Lovely Poison

By Jordan Mitchell

I have never known fairytales to be so manipulative, so devious in content and message they make me want to shield my child’s eyes for fear that she’ll buy into the glass slippered nonsense of a man’s perfect woman. Or that the mere touch of his stale lips to hers have the power to open her eyes so that she may see the world clearly as it both begins and ends with his presence, and her life stops and starts on his time. And that if her beauty isn’t enough to make

the birds sing and the mice dance and the fruit turn and the needle prick then she must be evil because what’s evil is ugly and what’s ugly is what’s not slippered. Therefore, what’s ugly must be you and me, what’s ugly must be what she looks in the mirror and sees because she doesn’t want to dance in a ball, and she doesn’t want her life to stall – she wants to go forward and be her own king and if fairytales don’t support her path, she’ll burn the world down and I, will laugh.

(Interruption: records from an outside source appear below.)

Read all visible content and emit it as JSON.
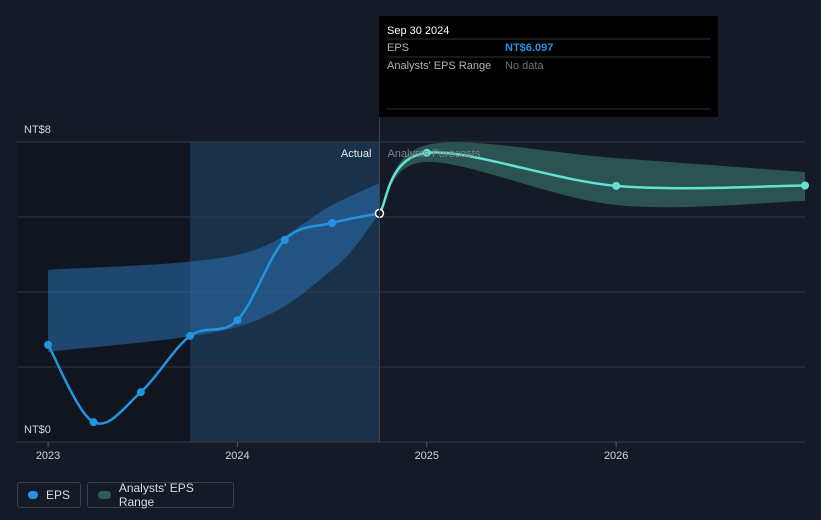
{
  "chart_data": {
    "type": "line",
    "xlim": [
      2022.836,
      2026.997
    ],
    "ylim": [
      0,
      8
    ],
    "xticks": [
      2023,
      2024,
      2025,
      2026
    ],
    "yticks": [
      {
        "value": 0,
        "label": "NT$0"
      },
      {
        "value": 2,
        "label": null
      },
      {
        "value": 4,
        "label": null
      },
      {
        "value": 6,
        "label": null
      },
      {
        "value": 8,
        "label": "NT$8"
      }
    ],
    "grid": true,
    "highlight_range": [
      2023.75,
      2024.75
    ],
    "annotations": {
      "actual": "Actual",
      "forecast": "Analysts Forecasts"
    },
    "series": [
      {
        "name": "EPS",
        "color": "#2394df",
        "x": [
          2023.0,
          2023.24,
          2023.49,
          2023.75,
          2024.0,
          2024.25,
          2024.5,
          2024.75
        ],
        "values": [
          2.59,
          0.53,
          1.33,
          2.83,
          3.25,
          5.39,
          5.84,
          6.097
        ]
      },
      {
        "name": "Analysts' EPS Range",
        "color": "#2f5d5a",
        "x": [
          2024.75,
          2025.0,
          2026.0,
          2026.997
        ],
        "low": [
          6.097,
          7.47,
          6.32,
          6.43
        ],
        "high": [
          6.097,
          7.92,
          7.57,
          7.2
        ]
      }
    ],
    "forecast": {
      "color": "#64e3d4",
      "x": [
        2024.75,
        2025.0,
        2026.0,
        2026.997
      ],
      "values": [
        6.097,
        7.71,
        6.83,
        6.84
      ]
    },
    "past_range": {
      "color": "#2a6fb0",
      "x": [
        2023.0,
        2024.0,
        2024.5,
        2024.75
      ],
      "low": [
        2.4,
        3.07,
        4.59,
        6.097
      ],
      "high": [
        4.59,
        4.99,
        6.32,
        6.9
      ]
    },
    "tooltip": {
      "title": "Sep 30 2024",
      "rows": [
        {
          "label": "EPS",
          "value": "NT$6.097"
        },
        {
          "label": "Analysts' EPS Range",
          "value": "No data"
        }
      ]
    }
  }
}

But isn’t that just a fantasy? What a lovely poison you are before thee. You mask yourself behind the veil of a story, in the heart of an apple, in the touch of a spindle, in the mirror of a queen; you’re like a sickness that eats away at the minds of their self-esteem. And you love that. What a lovely manipulative poison you are, you seep into their fantasy and can’t be seen from afar. Like a huntsman in the woods, you like your prey numb. Their minds don’t recognize your presence – you smirk and say, “well done.” What a lovely, manipulative, self-important poison you are. In general, so insignificant, yet to yourself you are… myth, magic, and ruler, judge, jury, and executioner. Your pride covers the land like a sheet of diamonds that cut our feet as we walk.

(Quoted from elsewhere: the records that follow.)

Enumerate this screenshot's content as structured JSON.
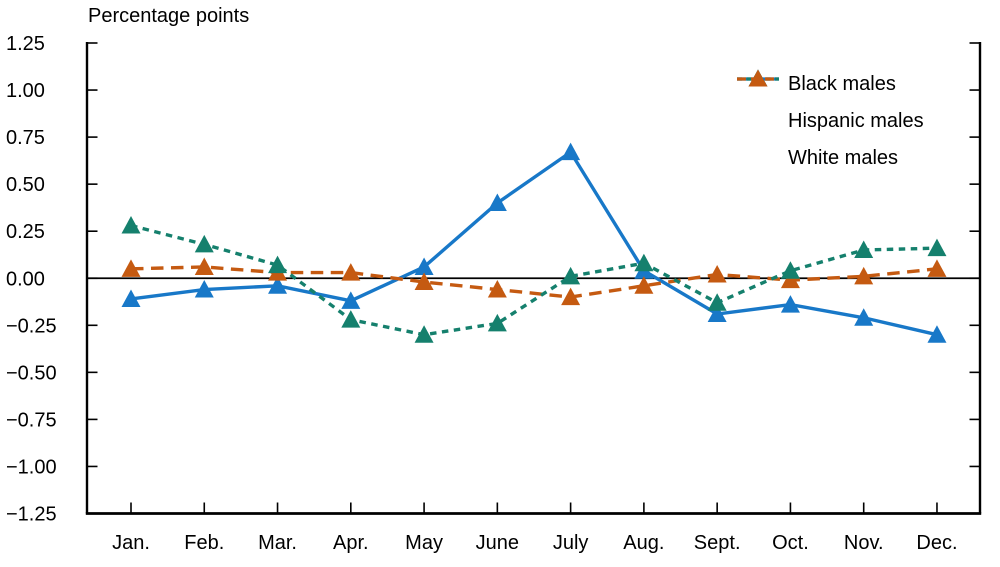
{
  "chart_data": {
    "type": "line",
    "title": "Percentage points",
    "categories": [
      "Jan.",
      "Feb.",
      "Mar.",
      "Apr.",
      "May",
      "June",
      "July",
      "Aug.",
      "Sept.",
      "Oct.",
      "Nov.",
      "Dec."
    ],
    "ylim": [
      -1.25,
      1.25
    ],
    "ytick_step": 0.25,
    "ytick_labels": [
      "1.25",
      "1.00",
      "0.75",
      "0.50",
      "0.25",
      "0.00",
      "−0.25",
      "−0.50",
      "−0.75",
      "−1.00",
      "−1.25"
    ],
    "grid": false,
    "zero_line": true,
    "legend_position": "top-right-inside",
    "axis_color": "#000000",
    "series": [
      {
        "name": "Black males",
        "color": "#1878c8",
        "dash": "solid",
        "marker": "triangle-up",
        "values": [
          -0.11,
          -0.06,
          -0.04,
          -0.12,
          0.06,
          0.4,
          0.67,
          0.04,
          -0.19,
          -0.14,
          -0.21,
          -0.3
        ]
      },
      {
        "name": "Hispanic males",
        "color": "#15806d",
        "dash": "short-dash",
        "marker": "triangle-up",
        "values": [
          0.28,
          0.18,
          0.07,
          -0.22,
          -0.3,
          -0.24,
          0.01,
          0.08,
          -0.13,
          0.04,
          0.15,
          0.16
        ]
      },
      {
        "name": "White males",
        "color": "#c55a11",
        "dash": "long-dash",
        "marker": "triangle-up",
        "values": [
          0.05,
          0.06,
          0.03,
          0.03,
          -0.02,
          -0.06,
          -0.1,
          -0.04,
          0.02,
          -0.01,
          0.01,
          0.05
        ]
      }
    ]
  }
}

Because you just want your glass slipper, and, to you, that’s innocent enough. You chop us up here and shave us off there until finally, we are slippered. And we don’t have the right to be bitter. Because this glass slipper is coveted; this glass frame is fought over. We throw stones with pride and wonder why they cut us inside. So maybe, this slipper shouldn’t be glass, scarlet and crimson. We bleed through its mass. But the poison is so lovely, and the slipper so pretty. So, who cares if we bleed, will we ever prevail (we will never prevail)? Beauty over brains is the world’s fairy tale.